Samson found Dave to be none other than the black class-leader he had failed to overcome at the beginning of our narrative, but changes were visible in that individual Samson had not expected. From having a clean, godly, modest countenance, becoming his professions, Dave now wore a sour, evil look; his eyes were blood-shotten, and his straight, manly shoulders and chest, which had once exacted Samson's admiration and envy, were stooped to conform with a cough he ever and anon made from deep in his frame.

"Dave," said Samson, "your missis's modder wants you, boy, to drive her to Vienny.
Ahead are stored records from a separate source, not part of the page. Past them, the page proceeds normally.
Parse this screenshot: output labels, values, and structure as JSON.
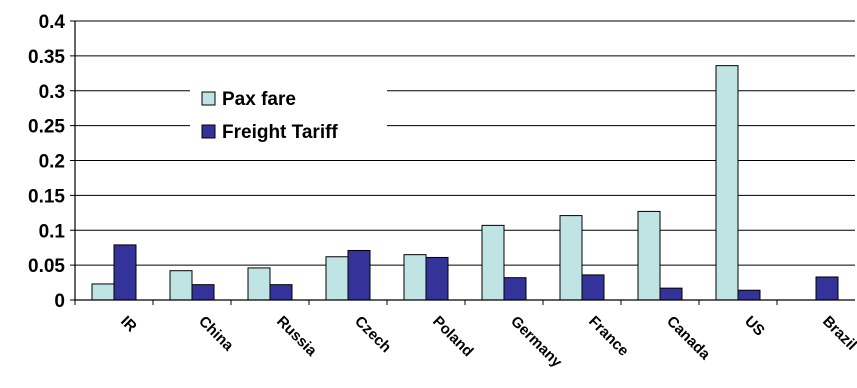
{
  "chart_data": {
    "type": "bar",
    "title": "",
    "xlabel": "",
    "ylabel": "",
    "ylim": [
      0,
      0.4
    ],
    "yticks": [
      "0",
      "0.05",
      "0.1",
      "0.15",
      "0.2",
      "0.25",
      "0.3",
      "0.35",
      "0.4"
    ],
    "ytick_values": [
      0,
      0.05,
      0.1,
      0.15,
      0.2,
      0.25,
      0.3,
      0.35,
      0.4
    ],
    "grid": true,
    "legend_position": "upper-left",
    "categories": [
      "IR",
      "China",
      "Russia",
      "Czech",
      "Poland",
      "Germany",
      "France",
      "Canada",
      "US",
      "Brazil"
    ],
    "series": [
      {
        "name": "Pax fare",
        "color": "#c0e4e4",
        "values": [
          0.023,
          0.042,
          0.046,
          0.062,
          0.065,
          0.107,
          0.121,
          0.127,
          0.336,
          0
        ]
      },
      {
        "name": "Freight Tariff",
        "color": "#333399",
        "values": [
          0.079,
          0.022,
          0.022,
          0.071,
          0.061,
          0.032,
          0.036,
          0.017,
          0.014,
          0.033
        ]
      }
    ]
  }
}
What ails you, Dave, sence I larned you to box?"

"Is you de man?" Dave exclaimed, hoarsely; "den may de Lord forgive you, fur I never kin. Dat lickin' I mos' give you, made me a po', wicked, backslidin' fool."

"Why, Dave, I jess saw you was a good man; I didn't mean you no harm, boy."

"You ruined me, free nigger," repeated the huge slave, with a scowl, partly of revenge and partly remorse. "You set up my conceit dat I could box. I had never struck a chile till dat day; after dat I went aroun' pickin' quarrels wid bigger niggers, an' low white men backed me to fight. I was turned out o' my church; I turned my back on de Lord; whiskey tuk hold o' me, Samson. De debbil has entered into Class-leader Dave."

"Oh, brudder, wake up an' do better. Yer, I give you a dollar, an' want to be your friend, Davy, boy."